When our food comes, I’m still trying to figure out how to tell him about Andre’s offer. I shouldn’t want to take it. It feels like a huge mistake. But there’s an undeniable appeal to the job, and my curiosity about it burns every time some creep at work takes too long of a glance down my cleavage. I don’t have to sling drinks anymore. I can go back to my real job. Or, in this case, I can do something better.
Thankfully, my cheese omelet is to die for, and I can’t stop scarfing it down. Anderson notices. His lips curl in amusement. “Might I try a bite?”
You can order your own. “Sure, go ahead.”
He takes a respectable-sized bite that is entirely too large for my liking. “Oh, you win dinner. That is so good.” Then he goes back to his fries.
Part of me is jealous that he can survive on protein bars to make up for the fries and booze and milkshakes he loves. But part of me is just plain mad at him for being able to when I cannot. I’d feel like shit if I ate his enviable diet all the time. Meanwhile, he sits there with visible abs, not worrying about how he’ll feel tomorrow or bloating or, god forbid, losing an ab. Even if Anderson’s money is all tied up because of his Dad’s bullshit, he can still do whatever he wants.
Well, so can I. “I got a job offer from Andre Moeller, and I’m thinking of taking it.” Shit. I am too tired to keep secrets, apparently.
He drops a fry into his ketchup and wipes his fingers clean of the grease and salt. Then he sips his coffee and sits back, staring at me like I have two heads. “I’m not sure I heard you right. Can you say that again?”
“You heard me, Anderson. Don’t play coy.”
“No. I cannot have possibly heard you right because what I heard sounded like you’re thinking of taking a job with the man who kidnapped you and scared the fucking daylights out of us both just to piss off my father. I know, deep down in my soul, that you could not possibly be considering such a ridiculous thing because you are my incredibly smart girlfriend who knows better, so please, June. Repeat yourself.”
“He emailed me. I went to his place. He made the offer, which is far more money than I had made at my last firm, and I’d have less than half my old workload. Plus, he wants to give me a bonus for the kidnapping to smooth things over in that regard?—"
“Do I get a bonus, too?”
My frown is so deep that it hurts. “Excuse me?”
“Yes, you were the one kidnapped, but I am the one who?—"
“Don’t even, Anderson. Your rough day of trying to find me is nothing compared to what I went through, and that is such a false equivalency that I am not going to justify it with any more of a response than that.”
His next exhale is closer to a hiss than breathing. “Apologies. That was untoward.”
I nod and sip my coffee, feeling every minute of my day right now. This conversation is just beginning, and I’m already praying for it to end. I circle the rim of my mug and muse, “The biggest bonus of all is how much your father would hate it.”
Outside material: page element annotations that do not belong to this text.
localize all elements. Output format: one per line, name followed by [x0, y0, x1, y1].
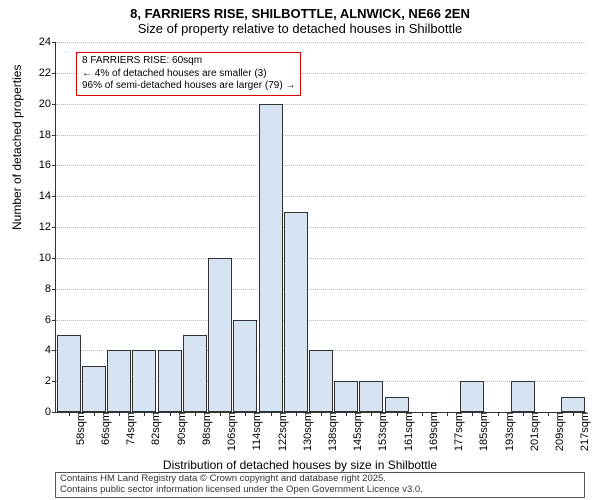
xtick-label: 217sqm	[577, 412, 591, 451]
xtick-label: 177sqm	[451, 412, 465, 451]
chart-container: { "title_main": "8, FARRIERS RISE, SHILB…	[0, 0, 600, 500]
xtick-mark	[144, 412, 145, 416]
gridline	[56, 165, 586, 166]
xtick-label: 130sqm	[300, 412, 314, 451]
bar	[385, 397, 409, 412]
ytick-label: 16	[39, 159, 56, 171]
xtick-label: 145sqm	[350, 412, 364, 451]
bar	[460, 381, 484, 412]
xtick-mark	[94, 412, 95, 416]
gridline	[56, 320, 586, 321]
ytick-label: 8	[45, 283, 56, 295]
xtick-label: 153sqm	[375, 412, 389, 451]
xtick-mark	[195, 412, 196, 416]
ytick-label: 20	[39, 98, 56, 110]
xtick-mark	[346, 412, 347, 416]
bar	[158, 350, 182, 412]
xtick-label: 138sqm	[325, 412, 339, 451]
xtick-label: 66sqm	[98, 412, 112, 445]
bar	[334, 381, 358, 412]
bar	[132, 350, 156, 412]
plot-area: 02468101214161820222458sqm66sqm74sqm82sq…	[55, 42, 586, 413]
xtick-mark	[447, 412, 448, 416]
bar	[284, 212, 308, 412]
bar	[359, 381, 383, 412]
xtick-mark	[245, 412, 246, 416]
xtick-label: 58sqm	[73, 412, 87, 445]
xtick-mark	[371, 412, 372, 416]
xtick-mark	[271, 412, 272, 416]
ytick-label: 12	[39, 221, 56, 233]
gridline	[56, 196, 586, 197]
ytick-label: 4	[45, 344, 56, 356]
xtick-mark	[573, 412, 574, 416]
xtick-mark	[220, 412, 221, 416]
callout-line: 96% of semi-detached houses are larger (…	[82, 80, 295, 93]
xtick-label: 193sqm	[502, 412, 516, 451]
y-axis-label: Number of detached properties	[10, 65, 24, 230]
ytick-label: 24	[39, 36, 56, 48]
ytick-label: 0	[45, 406, 56, 418]
xtick-label: 98sqm	[199, 412, 213, 445]
xtick-mark	[321, 412, 322, 416]
xtick-mark	[472, 412, 473, 416]
xtick-label: 161sqm	[401, 412, 415, 451]
ytick-label: 22	[39, 67, 56, 79]
xtick-mark	[397, 412, 398, 416]
xtick-mark	[69, 412, 70, 416]
callout-line: ← 4% of detached houses are smaller (3)	[82, 68, 295, 81]
xtick-mark	[170, 412, 171, 416]
bar	[511, 381, 535, 412]
footer-attribution: Contains HM Land Registry data © Crown c…	[55, 472, 585, 498]
gridline	[56, 289, 586, 290]
gridline	[56, 227, 586, 228]
xtick-mark	[548, 412, 549, 416]
xtick-label: 209sqm	[552, 412, 566, 451]
bar	[82, 366, 106, 412]
chart-title-main: 8, FARRIERS RISE, SHILBOTTLE, ALNWICK, N…	[0, 0, 600, 21]
bar	[561, 397, 585, 412]
bar	[107, 350, 131, 412]
xtick-label: 90sqm	[174, 412, 188, 445]
ytick-label: 14	[39, 190, 56, 202]
callout-box: 8 FARRIERS RISE: 60sqm← 4% of detached h…	[76, 52, 301, 96]
gridline	[56, 104, 586, 105]
chart-title-sub: Size of property relative to detached ho…	[0, 21, 600, 38]
xtick-mark	[119, 412, 120, 416]
xtick-label: 122sqm	[275, 412, 289, 451]
footer-line-2: Contains public sector information licen…	[60, 485, 580, 496]
xtick-label: 82sqm	[148, 412, 162, 445]
ytick-label: 2	[45, 375, 56, 387]
ytick-label: 6	[45, 314, 56, 326]
gridline	[56, 42, 586, 43]
ytick-label: 18	[39, 129, 56, 141]
xtick-mark	[296, 412, 297, 416]
xtick-label: 114sqm	[249, 412, 263, 450]
bar	[183, 335, 207, 412]
xtick-label: 169sqm	[426, 412, 440, 451]
x-axis-label: Distribution of detached houses by size …	[0, 458, 600, 472]
xtick-label: 185sqm	[476, 412, 490, 451]
xtick-label: 74sqm	[123, 412, 137, 445]
bar	[57, 335, 81, 412]
bar	[309, 350, 333, 412]
ytick-label: 10	[39, 252, 56, 264]
callout-line: 8 FARRIERS RISE: 60sqm	[82, 55, 295, 68]
gridline	[56, 258, 586, 259]
bar	[208, 258, 232, 412]
xtick-mark	[422, 412, 423, 416]
bar	[259, 104, 283, 412]
bar	[233, 320, 257, 413]
xtick-label: 106sqm	[224, 412, 238, 451]
gridline	[56, 135, 586, 136]
xtick-label: 201sqm	[527, 412, 541, 451]
xtick-mark	[523, 412, 524, 416]
xtick-mark	[498, 412, 499, 416]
He bitterly laughs. “Silver lining, I suppose.”
Another pregnant pause hangs in the air between us. I hate this. I hate it so much. I wish he would just jump on board already. “This is a huge opportunity?—"
“Then I am extra sorry you’ll have to turn it down.”
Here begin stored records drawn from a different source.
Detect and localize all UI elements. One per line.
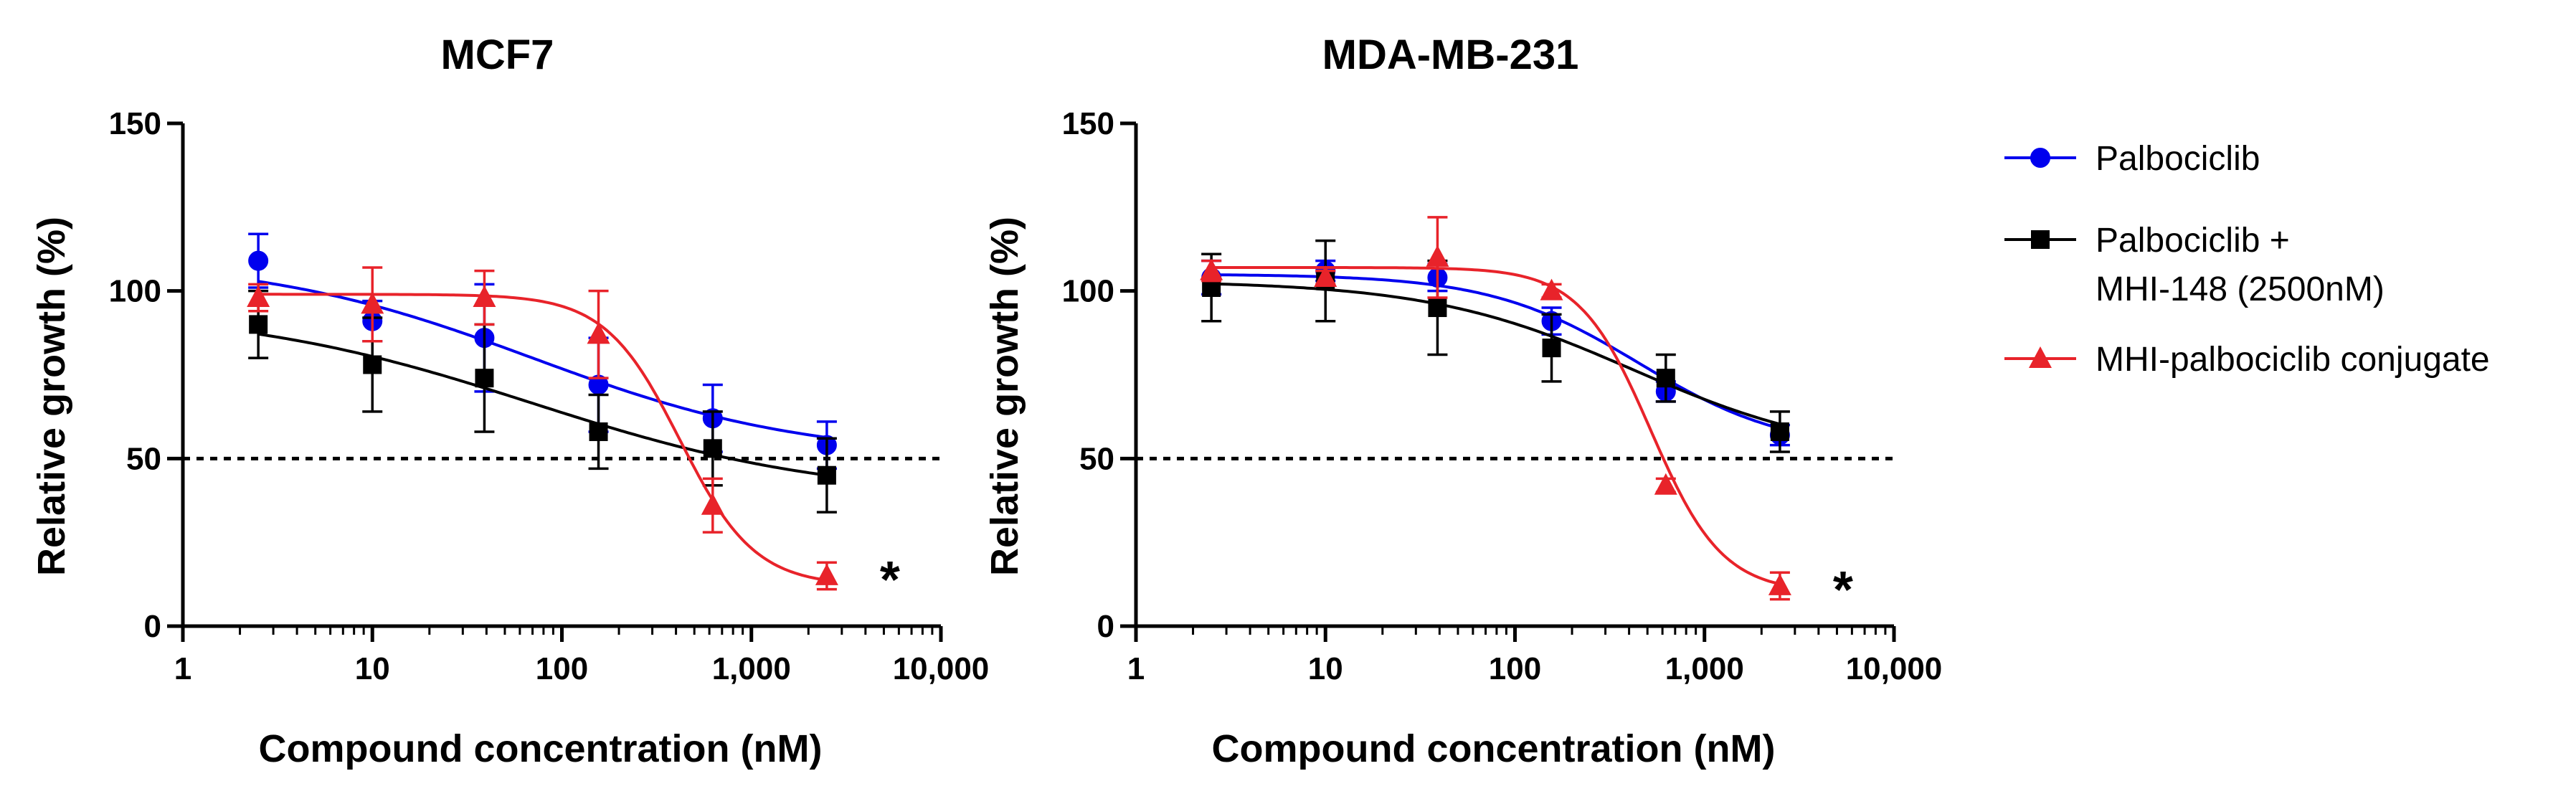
fit-curve xyxy=(1211,266,1781,586)
data-point xyxy=(1200,258,1223,280)
data-point xyxy=(475,369,494,388)
chart-title: MDA-MB-231 xyxy=(1322,32,1579,78)
significance-star: * xyxy=(1833,562,1853,619)
data-point xyxy=(1770,422,1789,441)
x-tick-label: 100 xyxy=(536,651,588,686)
x-tick-label: 100 xyxy=(1489,651,1541,686)
fit-curve xyxy=(1211,273,1781,430)
legend: Palbociclib Palbociclib + MHI-148 (2500nM)… xyxy=(2004,140,2490,379)
series-2 xyxy=(247,266,838,591)
y-tick-label: 100 xyxy=(1062,274,1114,309)
x-tick-label: 10,000 xyxy=(893,651,990,686)
y-tick-label: 100 xyxy=(109,274,161,309)
legend-entry-2: MHI-palbociclib conjugate xyxy=(2004,341,2490,379)
data-point xyxy=(1654,473,1677,495)
x-tick-label: 10 xyxy=(1308,651,1343,686)
legend-label: Palbociclib xyxy=(2096,140,2260,178)
fit-curve xyxy=(258,293,828,582)
data-point xyxy=(1768,573,1791,595)
series-0 xyxy=(1201,259,1790,447)
legend-marker xyxy=(2030,148,2050,168)
data-point xyxy=(701,493,724,515)
legend-label: Palbociclib + xyxy=(2096,222,2290,260)
y-tick-label: 0 xyxy=(144,609,161,644)
x-axis-label: Compound concentration (nM) xyxy=(1212,727,1776,770)
data-point xyxy=(703,439,722,458)
y-tick-label: 50 xyxy=(1079,441,1114,476)
data-point xyxy=(248,250,269,271)
x-axis-label: Compound concentration (nM) xyxy=(259,727,823,770)
data-point xyxy=(247,285,270,308)
data-point xyxy=(363,355,382,374)
data-point xyxy=(473,285,496,308)
legend-entry-0: Palbociclib xyxy=(2004,140,2260,178)
data-point xyxy=(361,292,384,314)
series-1 xyxy=(1201,239,1790,453)
data-point xyxy=(589,422,608,441)
x-tick-label: 1 xyxy=(1127,651,1145,686)
data-point xyxy=(1540,278,1563,301)
x-tick-label: 1,000 xyxy=(712,651,791,686)
y-axis-label: Relative growth (%) xyxy=(30,217,73,576)
y-tick-label: 150 xyxy=(1062,106,1114,141)
legend-entry-1: Palbociclib + MHI-148 (2500nM) xyxy=(2004,222,2385,308)
data-point xyxy=(1428,298,1447,318)
data-point xyxy=(1656,369,1675,388)
data-point xyxy=(587,322,610,344)
legend-marker xyxy=(2029,346,2052,368)
data-point xyxy=(249,315,268,334)
fit-curve xyxy=(257,332,828,477)
series-2 xyxy=(1200,216,1791,601)
legend-label: MHI-148 (2500nM) xyxy=(2096,270,2385,308)
x-tick-label: 1 xyxy=(174,651,191,686)
significance-star: * xyxy=(880,552,900,609)
x-tick-label: 10 xyxy=(355,651,390,686)
legend-marker xyxy=(2031,230,2050,249)
data-point xyxy=(815,563,838,585)
x-tick-label: 1,000 xyxy=(1665,651,1744,686)
data-point xyxy=(1314,265,1337,287)
data-point xyxy=(1542,339,1561,358)
chart-title: MCF7 xyxy=(441,32,554,78)
y-tick-label: 150 xyxy=(109,106,161,141)
chart-panel-0: MCF7 0 50 100 150 1 10 100 1,000 10,000 Compound c… xyxy=(30,32,989,770)
fit-curve xyxy=(1211,282,1781,426)
fit-curve xyxy=(257,280,828,439)
x-tick-label: 10,000 xyxy=(1846,651,1943,686)
data-point xyxy=(817,465,836,485)
legend-label: MHI-palbociclib conjugate xyxy=(2096,341,2490,379)
y-tick-label: 0 xyxy=(1097,609,1114,644)
y-axis-label: Relative growth (%) xyxy=(983,217,1026,576)
chart-panel-1: MDA-MB-231 0 50 100 150 1 10 100 1,000 10,000 Comp… xyxy=(983,32,1942,770)
series-1 xyxy=(248,289,837,514)
data-point xyxy=(1426,245,1449,267)
series-0 xyxy=(248,232,837,470)
y-tick-label: 50 xyxy=(126,441,161,476)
I blink at him. “What was that?”
“You absolutely cannot take a job with Andre Moeller.”
“Okay, first things first.” I sit up, leaning forward because I am ready to jump out of my seat to scream at him, and this is the only way I can stop myself from doing exactly that. “You are my boyfriend. That means we enjoy each other’s company and make some decisions together. That does not mean you get to tell me what to do. Ever. Second, you need to consider this from my side of things. I cannot get a job in my field anywhere else, thanks to your fucking father, and as much as I love playing bartender, I am tired of making a living off my cleavage, Anderson. I want to be back in my field. This is the only way to do it.”
“Bullshit. Other firms will hire you, but you gave up too soon on your job hunt because it was easier to go back to the familiar than to keep trying?—"
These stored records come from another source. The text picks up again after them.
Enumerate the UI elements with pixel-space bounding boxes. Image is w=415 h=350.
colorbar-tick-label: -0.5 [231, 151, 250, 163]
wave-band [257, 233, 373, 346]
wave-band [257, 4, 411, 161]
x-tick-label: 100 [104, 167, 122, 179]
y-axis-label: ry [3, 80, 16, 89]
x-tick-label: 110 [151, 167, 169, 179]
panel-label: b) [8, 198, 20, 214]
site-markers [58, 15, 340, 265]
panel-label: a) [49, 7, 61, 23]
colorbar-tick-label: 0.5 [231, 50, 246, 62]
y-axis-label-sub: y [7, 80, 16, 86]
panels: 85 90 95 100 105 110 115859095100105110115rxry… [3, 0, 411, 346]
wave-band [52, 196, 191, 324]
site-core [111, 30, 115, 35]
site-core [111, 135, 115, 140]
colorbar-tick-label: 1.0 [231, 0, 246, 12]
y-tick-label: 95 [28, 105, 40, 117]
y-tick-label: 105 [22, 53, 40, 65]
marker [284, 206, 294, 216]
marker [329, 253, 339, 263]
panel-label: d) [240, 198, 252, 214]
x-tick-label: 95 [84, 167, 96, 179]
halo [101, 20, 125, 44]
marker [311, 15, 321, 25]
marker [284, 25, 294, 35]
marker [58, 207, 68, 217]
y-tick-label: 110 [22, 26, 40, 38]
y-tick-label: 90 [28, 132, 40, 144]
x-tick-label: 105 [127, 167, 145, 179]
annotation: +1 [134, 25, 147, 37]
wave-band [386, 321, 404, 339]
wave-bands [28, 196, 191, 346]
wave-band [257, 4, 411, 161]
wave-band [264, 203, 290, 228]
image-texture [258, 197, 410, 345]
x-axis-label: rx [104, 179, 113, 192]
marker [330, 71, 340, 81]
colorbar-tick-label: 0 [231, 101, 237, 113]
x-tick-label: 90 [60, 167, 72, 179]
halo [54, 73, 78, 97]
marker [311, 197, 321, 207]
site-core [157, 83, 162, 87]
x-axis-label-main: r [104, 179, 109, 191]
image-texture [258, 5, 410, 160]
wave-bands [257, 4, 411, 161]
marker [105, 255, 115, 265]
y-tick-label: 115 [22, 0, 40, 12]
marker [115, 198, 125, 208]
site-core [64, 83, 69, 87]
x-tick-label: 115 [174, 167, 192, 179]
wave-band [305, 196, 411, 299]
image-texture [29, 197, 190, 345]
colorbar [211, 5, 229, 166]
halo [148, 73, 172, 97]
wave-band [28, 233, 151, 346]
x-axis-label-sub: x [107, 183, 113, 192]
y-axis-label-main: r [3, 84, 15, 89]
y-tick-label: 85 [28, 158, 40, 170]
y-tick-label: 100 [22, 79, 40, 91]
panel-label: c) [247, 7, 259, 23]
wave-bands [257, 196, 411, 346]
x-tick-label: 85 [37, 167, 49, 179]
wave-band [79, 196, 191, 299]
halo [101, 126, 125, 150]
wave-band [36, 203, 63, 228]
“Oh fuck you, Anderson! I went back to the bar because I have fucking bills to pay! I know you don’t get that concept because of your family money, but for me, it’s working my ass off or starve!”
He closes his eyes and takes a beat. “I’m sorry. I was out of line?—"
“You think?”
His jaw feathers under the strain of gritting his teeth. “I was out of line, and that does not change the fact that you cannot work for the man who kidnapped you, June.”
I laugh, too angry to think straight. The words come out slowly at first. “You’re still trying to tell me what to do? You and your fucking ego! You think I will give up on my career, my livelihood for you?”